DNS Shield will be benefiting 100 million US internet users by the end of the year, company executives said. They expect the service will be affecting about 75% of the internet users in the world in the early part of next year.

We’ve had a waiting list of ISPs for the last five months, and we’ve been working through them based on how large they are, UltraDNS chief technology officer Rodney Joffe said. Named customers include AOL, EarthLink, Verio and Yahoo.

The service is designed to shield the ISPs’ DNS lookups not only from DDoS attacks, where compromised zombie computers pound its machines with packets, but also against the general errors and latency associated with internet traffic.

If a user can’t resolve domain names, it doesn’t matter whether they’re sitting right next to the web site they want to go to, they won’t be able to find it because they don’t know the IP address, Joffe said.

In DNS Shield, UltraDNS deploys its authoritative name servers within the ISP’s own network, connected to the ISP’s recursive name servers by an Ethernet cable and to the rest of UltraDNS’s name server network by a VPN.

This means UltraDNS’s server is essentially invisible to the rest of the internet, making it immune to DDoS attacks, according to the company. If the bad guys can’t find it, they can’t attack it.

I think it’s high time that somebody did something and, given the poor state of security in the internet core… that Ultra’s approach is a reasonable step forward, DNS expert Paul Vixie, who has written on the subject of DDoS attacks, said in an email.

A recursive name server is the DNS server that internet users hit first when they try to resolve a domain name, when sending email or visiting a web site for example. It either points the user directly to the IP address they need, or consults the DNS for an answer.

For ISPs using DNS Shield, instead of going out to the internet for a DNS lookup, these recursive servers will do the lookup, in a great many cases, from the UltraDNS server which is sitting just a few feet, and just one hop, away.

In this deployment, the UltraDNS server will not resolve every domain, however, only domains within zones for which it is already authoritative — namely .org, .info, .uk, .nz and about 16 other top-level domains (TLDs).

It will also handle lookups for names in other TLDs where the domain registrant is an UltraDNS managed DNS customer.
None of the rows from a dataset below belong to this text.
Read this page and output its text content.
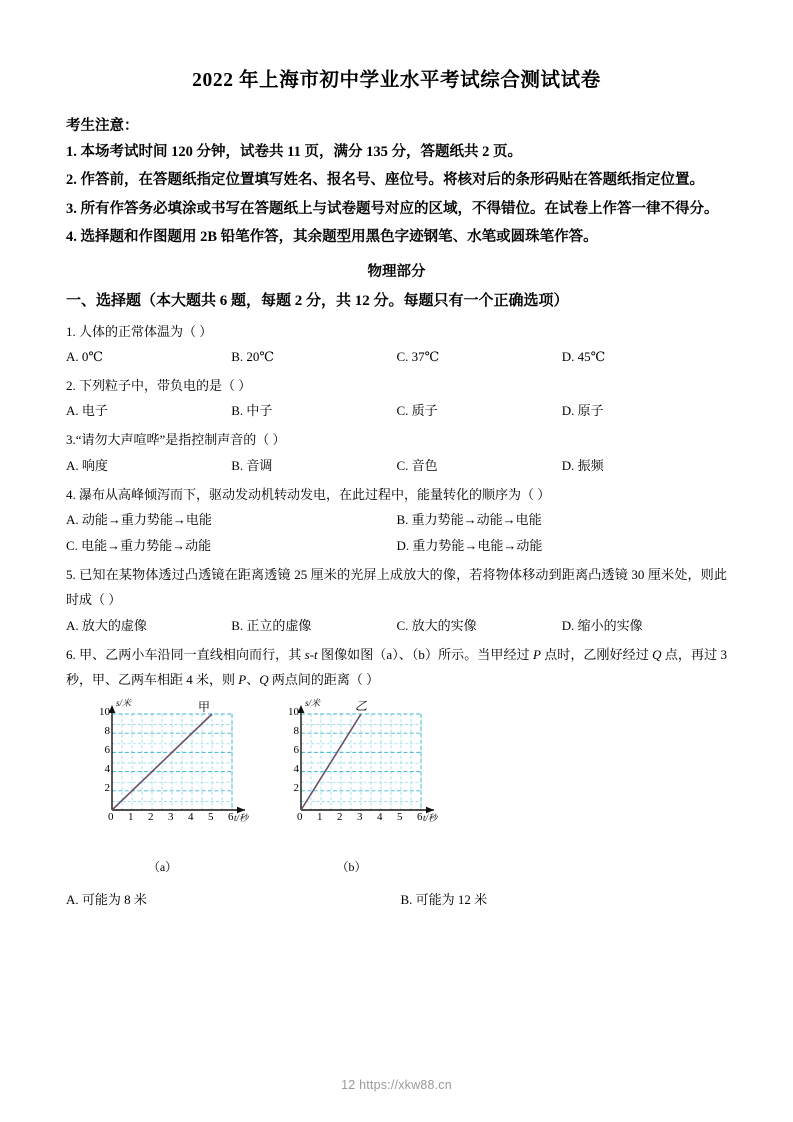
2022 年上海市初中学业水平考试综合测试试卷
考生注意：
1. 本场考试时间 120 分钟，试卷共 11 页，满分 135 分，答题纸共 2 页。
2. 作答前，在答题纸指定位置填写姓名、报名号、座位号。将核对后的条形码贴在答题纸指定位置。
3. 所有作答务必填涂或书写在答题纸上与试卷题号对应的区域，不得错位。在试卷上作答一律不得分。
4. 选择题和作图题用 2B 铅笔作答，其余题型用黑色字迹钢笔、水笔或圆珠笔作答。
物理部分
一、选择题（本大题共 6 题，每题 2 分，共 12 分。每题只有一个正确选项）
1. 人体的正常体温为（ ）
A. 0℃	B. 20℃	C. 37℃	D. 45℃
2. 下列粒子中，带负电的是（ ）
A. 电子	B. 中子	C. 质子	D. 原子
3.“请勿大声喧哗”是指控制声音的（ ）
A. 响度	B. 音调	C. 音色	D. 振频
4. 瀑布从高峰倾泻而下，驱动发动机转动发电，在此过程中，能量转化的顺序为（ ）
A. 动能→重力势能→电能	B. 重力势能→动能→电能
C. 电能→重力势能→动能	D. 重力势能→电能→动能
5. 已知在某物体透过凸透镜在距离透镜 25 厘米的光屏上成放大的像，若将物体移动到距离凸透镜 30 厘米处，则此时成（ ）
A. 放大的虚像	B. 正立的虚像	C. 放大的实像	D. 缩小的实像
6. 甲、乙两小车沿同一直线相向而行，其 s-t 图像如图（a）、（b）所示。当甲经过 P 点时，乙刚好经过 Q 点，再过 3 秒，甲、乙两车相距 4 米，则 P、Q 两点间的距离（ ）
s/米	甲
t/秒
10
8
6
4
2
0 1 2 3 4 5 6
（a）
s/米	乙
t/秒
10
8
6
4
2
0 1 2 3 4 5 6
（b）
A. 可能为 8 米	B. 可能为 12 米
12 https://xkw88.cn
While UltraDNS cannot be authoritative for .com, it can be authoritative for amazon.com, because Amazon pays it to be.

For domains where UltraDNS cannot be authoritative, the ISP will still have to leave its network to look up the associated IP address, if it’s not already cached on the local recursive server.

It’s believed to be the first such service on the market, and Joffe said it’s currently the only real solution to the DDoS problem, but he said he also expects competitors such as VeriSign Inc, which manages .com and .net, to follow suit.